Some Texas Lawmakers Oppose Changing Religious Objection Law

Texas lawmakers and top business leaders vowed Tuesday to kill two proposed constitutional amendments they say will promote anti-gay discrimination and could lead to backlash similar to recent reactions in Indiana and Arkansas.

Opponents say the proposals, sponsored by Republicans Rep. Matt Krause and Sen. Donna Campbell, would morph the business-friendly Lone Star State into a costly state for corporations and negatively affect tourism.

Texas' Religious Freedom Restoration Act of 1999 allows a Texas resident to sue state and local governments if he or she feels that a government entity is burdening their religious beliefs or practices. Lauded as "carefully crafted" by gay rights advocates, the act explicitly states it cannot be used to undermine federal or state civil rights or take precedence over local ordinances.

The proposed amendments do not explicitly say the law can't be used to justify discrimination based on sexual orientation, mirroring the original language of the laws passed recently in Indiana and Arkansas that sparked boycotts and strong opposition. Those states' Republican-controlled legislatures both revised their laws last week.

Krause said his proposed amendment would give constitutional strength to Texas' law. It would also trump local laws, including cities' nondiscrimination ordinances already in place, such as Houston, Dallas, Austin and San Antonio.

Dozens of states have similar religious freedom laws, largely modeled after a federal law enacted in 1993 with broad bipartisan support. Texas is one of 29 states that have no protections for gays and lesbians in nondiscrimination laws. Similar debates are going on in other statehouses, as Republican governors in Michigan and North Dakota are urging lawmakers to extend anti-discrimination protections for gays.

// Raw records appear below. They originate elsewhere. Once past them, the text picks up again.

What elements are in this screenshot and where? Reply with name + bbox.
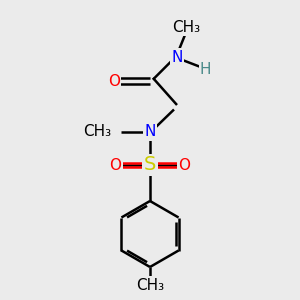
Text: CH₃: CH₃: [172, 20, 200, 34]
Text: O: O: [108, 74, 120, 88]
Text: H: H: [200, 61, 211, 76]
Text: O: O: [110, 158, 122, 172]
Text: N: N: [144, 124, 156, 140]
Text: CH₃: CH₃: [83, 124, 111, 140]
Text: N: N: [171, 50, 183, 64]
Text: CH₃: CH₃: [136, 278, 164, 292]
Text: S: S: [144, 155, 156, 175]
Text: O: O: [178, 158, 190, 172]
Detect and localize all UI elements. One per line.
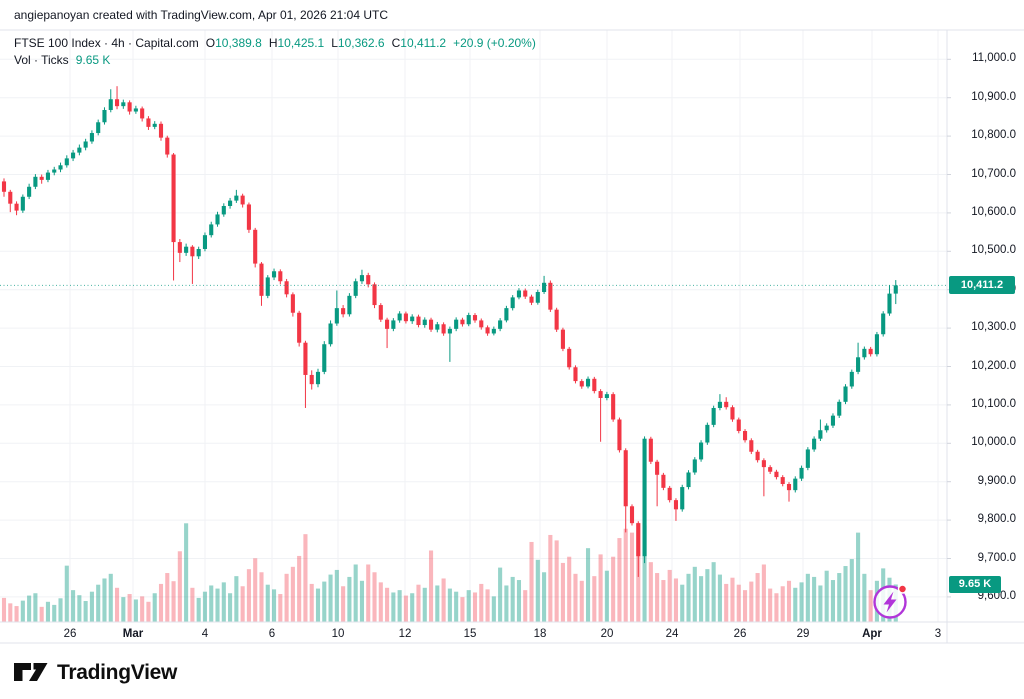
- price-axis-label: 10,600.0: [971, 205, 1016, 218]
- price-axis-label: 10,300.0: [971, 321, 1016, 334]
- time-axis-label: 10: [331, 628, 345, 640]
- low-value: 10,362.6: [337, 36, 385, 50]
- price-axis-label: 11,000.0: [972, 52, 1016, 65]
- tradingview-logo-icon: [14, 663, 48, 681]
- open-label: O: [205, 36, 216, 50]
- price-axis-label: 10,200.0: [971, 359, 1016, 372]
- time-axis-label: 3: [934, 628, 942, 640]
- low-label: L: [331, 36, 338, 50]
- time-axis-label: 4: [201, 628, 209, 640]
- candles-series: [1, 86, 898, 577]
- last-price-badge: 10,411.2: [949, 276, 1015, 294]
- chart-legend[interactable]: FTSE 100 Index · 4h · Capital.com O10,389…: [14, 35, 536, 68]
- time-axis-label: Apr: [862, 628, 882, 640]
- price-axis-label: 10,800.0: [971, 129, 1016, 142]
- time-axis-label: 12: [398, 628, 412, 640]
- tradingview-logo[interactable]: TradingView: [13, 661, 177, 685]
- price-axis-label: 10,000.0: [971, 436, 1016, 449]
- time-axis-label: 18: [533, 628, 547, 640]
- volume-series: [1, 522, 898, 622]
- time-axis-label: Mar: [122, 628, 144, 640]
- price-axis-label: 10,900.0: [971, 90, 1016, 103]
- price-axis-label: 10,500.0: [971, 244, 1016, 257]
- time-axis-label: 15: [463, 628, 477, 640]
- close-label: C: [391, 36, 401, 50]
- chart-frame: [0, 29, 1024, 644]
- time-axis-label: 20: [600, 628, 614, 640]
- time-axis-label: 26: [733, 628, 747, 640]
- volume-label: Vol · Ticks: [14, 53, 69, 67]
- instrument-title: FTSE 100 Index · 4h · Capital.com: [14, 36, 199, 50]
- volume-value: 9.65 K: [75, 53, 111, 67]
- price-axis-label: 9,700.0: [977, 551, 1016, 564]
- lightning-icon[interactable]: [873, 584, 908, 619]
- grid: [0, 30, 947, 622]
- time-axis-label: 26: [63, 628, 77, 640]
- high-label: H: [268, 36, 278, 50]
- attribution-text: angiepanoyan created with TradingView.co…: [14, 8, 389, 22]
- time-axis-label: 6: [268, 628, 276, 640]
- price-axis-label: 9,800.0: [977, 513, 1016, 526]
- high-value: 10,425.1: [277, 36, 325, 50]
- volume-badge: 9.65 K: [949, 576, 1001, 593]
- close-value: 10,411.2: [400, 36, 447, 50]
- price-axis-label: 9,900.0: [977, 474, 1016, 487]
- legend-instrument-row: FTSE 100 Index · 4h · Capital.com O10,389…: [14, 35, 536, 51]
- time-axis-label: 24: [665, 628, 679, 640]
- tradingview-logo-text: TradingView: [57, 661, 178, 684]
- legend-volume-row: Vol · Ticks 9.65 K: [14, 52, 536, 68]
- price-axis-label: 10,100.0: [971, 397, 1016, 410]
- open-value: 10,389.8: [215, 36, 262, 50]
- time-axis-label: 29: [796, 628, 810, 640]
- change-value: +20.9 (+0.20%): [453, 36, 536, 50]
- price-axis-label: 10,700.0: [971, 167, 1016, 180]
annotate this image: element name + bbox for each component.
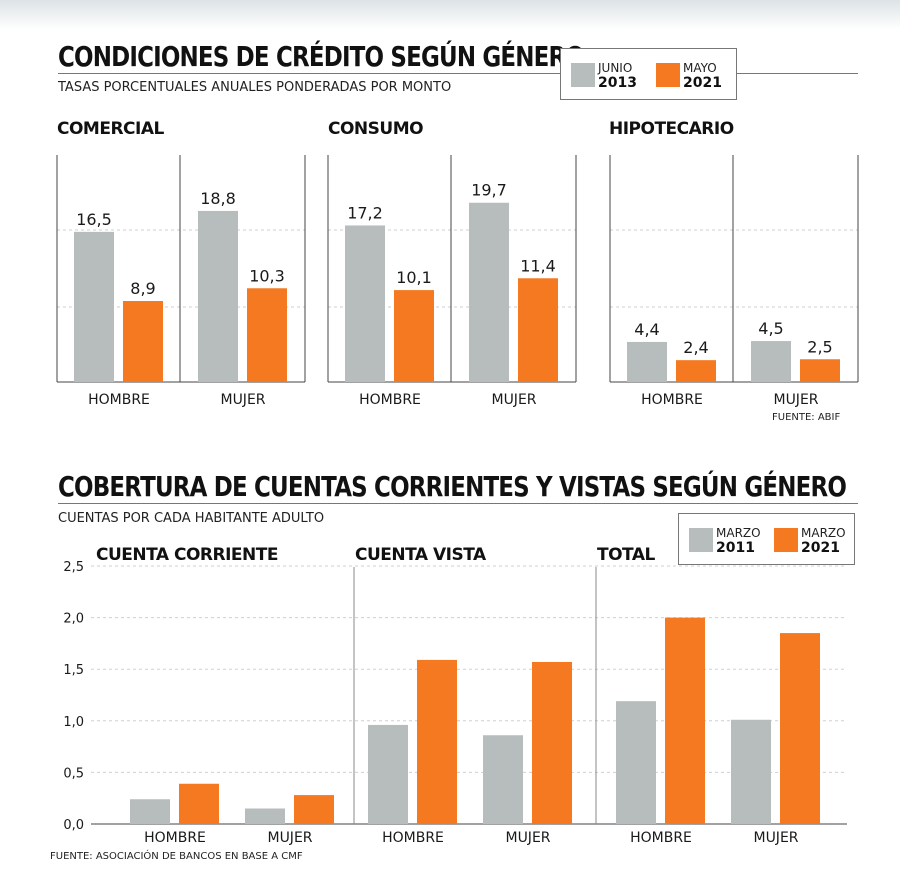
bar bbox=[469, 202, 509, 382]
bar bbox=[198, 210, 238, 382]
category-label: MUJER bbox=[773, 392, 818, 408]
legend-swatch-gray bbox=[689, 528, 713, 552]
data-label: 10,3 bbox=[249, 266, 285, 285]
category-label: HOMBRE bbox=[88, 392, 150, 408]
data-label: 8,9 bbox=[130, 279, 155, 298]
bar bbox=[676, 360, 716, 382]
bar bbox=[294, 795, 334, 824]
category-label: MUJER bbox=[267, 830, 312, 846]
legend-swatch-orange bbox=[656, 63, 680, 87]
top-band bbox=[0, 0, 900, 30]
y-tick-label: 0,5 bbox=[63, 766, 84, 781]
bar bbox=[518, 278, 558, 382]
bar bbox=[800, 359, 840, 382]
bar bbox=[345, 225, 385, 382]
data-label: 4,4 bbox=[634, 320, 659, 339]
section2-title: COBERTURA DE CUENTAS CORRIENTES Y VISTAS… bbox=[58, 470, 847, 503]
data-label: 10,1 bbox=[396, 268, 432, 287]
bar bbox=[130, 799, 170, 824]
bar bbox=[780, 633, 820, 824]
category-label: HOMBRE bbox=[144, 830, 206, 846]
category-label: MUJER bbox=[220, 392, 265, 408]
bar bbox=[74, 231, 114, 382]
section1-rule bbox=[58, 73, 858, 74]
bar bbox=[394, 290, 434, 382]
bar bbox=[179, 783, 219, 824]
y-tick-label: 2,5 bbox=[63, 560, 84, 575]
data-label: 18,8 bbox=[200, 189, 236, 208]
data-label: 11,4 bbox=[520, 256, 556, 275]
category-label: HOMBRE bbox=[641, 392, 703, 408]
y-tick-label: 1,0 bbox=[63, 715, 84, 730]
y-tick-label: 1,5 bbox=[63, 663, 84, 678]
category-label: MUJER bbox=[491, 392, 536, 408]
data-label: 2,4 bbox=[683, 338, 708, 357]
legend-swatch-gray bbox=[571, 63, 595, 87]
data-label: 19,7 bbox=[471, 181, 507, 200]
bar bbox=[627, 341, 667, 382]
bar bbox=[123, 301, 163, 382]
legend-swatch-orange bbox=[774, 528, 798, 552]
bar bbox=[616, 701, 656, 824]
panel-title-hipotecario: HIPOTECARIO bbox=[609, 119, 734, 139]
bar bbox=[247, 288, 287, 382]
section2-subtitle: CUENTAS POR CADA HABITANTE ADULTO bbox=[58, 511, 325, 526]
bar bbox=[731, 719, 771, 824]
section2-rule bbox=[58, 503, 858, 504]
data-label: 4,5 bbox=[758, 319, 783, 338]
legend-label-top: MAYO bbox=[683, 61, 717, 75]
legend-label-top: MARZO bbox=[716, 526, 761, 540]
bar bbox=[751, 341, 791, 382]
legend-label-top: MARZO bbox=[801, 526, 846, 540]
bar bbox=[245, 808, 285, 824]
bar bbox=[417, 659, 457, 824]
section1-subtitle: TASAS PORCENTUALES ANUALES PONDERADAS PO… bbox=[58, 80, 452, 95]
bar bbox=[532, 661, 572, 824]
section1-title: CONDICIONES DE CRÉDITO SEGÚN GÉNERO bbox=[58, 40, 585, 73]
category-label: MUJER bbox=[753, 830, 798, 846]
panel-title-consumo: CONSUMO bbox=[328, 119, 424, 139]
bar bbox=[483, 735, 523, 824]
legend-label-bottom: 2011 bbox=[716, 540, 755, 556]
bar bbox=[368, 724, 408, 824]
panel-title-cuenta-corriente: CUENTA CORRIENTE bbox=[96, 545, 278, 565]
data-label: 16,5 bbox=[76, 210, 112, 229]
category-label: HOMBRE bbox=[382, 830, 444, 846]
legend-label-bottom: 2021 bbox=[801, 540, 840, 556]
category-label: HOMBRE bbox=[359, 392, 421, 408]
panel-title-comercial: COMERCIAL bbox=[57, 119, 164, 139]
category-label: MUJER bbox=[505, 830, 550, 846]
legend-label-bottom: 2013 bbox=[598, 75, 637, 91]
bar bbox=[665, 617, 705, 824]
y-tick-label: 2,0 bbox=[63, 612, 84, 627]
section1-legend: JUNIO 2013 MAYO 2021 bbox=[560, 48, 737, 100]
y-tick-label: 0,0 bbox=[63, 818, 84, 833]
section1-source: FUENTE: ABIF bbox=[772, 412, 841, 423]
data-label: 17,2 bbox=[347, 203, 383, 222]
category-label: HOMBRE bbox=[630, 830, 692, 846]
panel-title-total: TOTAL bbox=[597, 545, 655, 565]
legend-label-bottom: 2021 bbox=[683, 75, 722, 91]
section2-source: FUENTE: ASOCIACIÓN DE BANCOS EN BASE A C… bbox=[50, 851, 303, 862]
section2-legend: MARZO 2011 MARZO 2021 bbox=[678, 513, 855, 565]
panel-title-cuenta-vista: CUENTA VISTA bbox=[355, 545, 486, 565]
legend-label-top: JUNIO bbox=[598, 61, 633, 75]
data-label: 2,5 bbox=[807, 337, 832, 356]
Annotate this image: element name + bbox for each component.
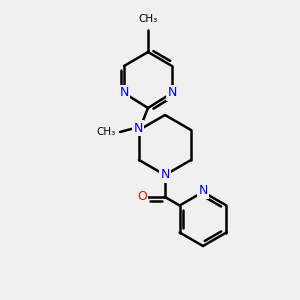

Flanked by Democratic lawmakers at a news conference, Texas Association of Business' Chief Executive Officer Bill Hammond called the GOP-backed measures "misguided legislation."

Dallas Democratic Rep. Rafael Anchia said that, like in Indiana and Arkansas, people in Texas are concerned about the economy. He added a bipartisan group of legislators "will stop this thing in the House."

Krause said he's still confident in his proposal. He said the amendments wouldn't change the protections already in the act. "Our system's worked well for 16 years," he said Tuesday.

But others fear that's not the case.

Under current law, a governmental entity facing a civil rights lawsuit cannot use religious liberty as a defense, according to Rebecca Robertson, legal and policy director of the American Civil Liberties Union of Texas.

"The constitutional amendments would sweep away that language," Robertson said.

Texas Attorney General Ken Paxton spoke to the Liberty Institute in North Texas on Tuesday, and part of his speech was about religious freedom. Paxton said he believes you should not be forced to do something you don't believe in.

“What we are mostly trying to guard against is just protecting peoples' religious expression. So if a cakemaker, like happened in Oregon, didn’t want to go to a same-sex wedding and serve a cake they ought to have to have the freedom to do that, just like someone who is Jewish shouldn’t have to serve someone who denies the Holocaust,” said Paxton.

When asked if a gay couple went to a restaurant and somebody there didn’t want to serve them, Paxton offered the following response.

“I don’t think that is what any of those laws do. It is about personal religious expression and whether you are going to be forced to personally be involved in something you don’t believe in. And I don’t think, no matter what your religion, you should be forced to do that. And that is what the First Amendment has always been about,” said Paxton.

If the amendments clear committees -- neither proposal is set for a hearing yet -- they would require approval by two-thirds of the Legislature and the governor. Finally, they would face approval from Texas voters.

Kathy Miller, president of the advocacy group Texas Freedom Network, said the amendments are dangerous, but 18 other bills would open the door for even more discrimination. Some proposals target local nondiscrimination ordinances, while others would prohibit ax dollars from being used to license, register or recognize same-sex marriage licenses.

"They go further than the irresponsible bills that sparked the backlash in Indiana and Arkansas," she said. "These bills are bad for Texas."

NBC 5's Julie Fine contributed to this report.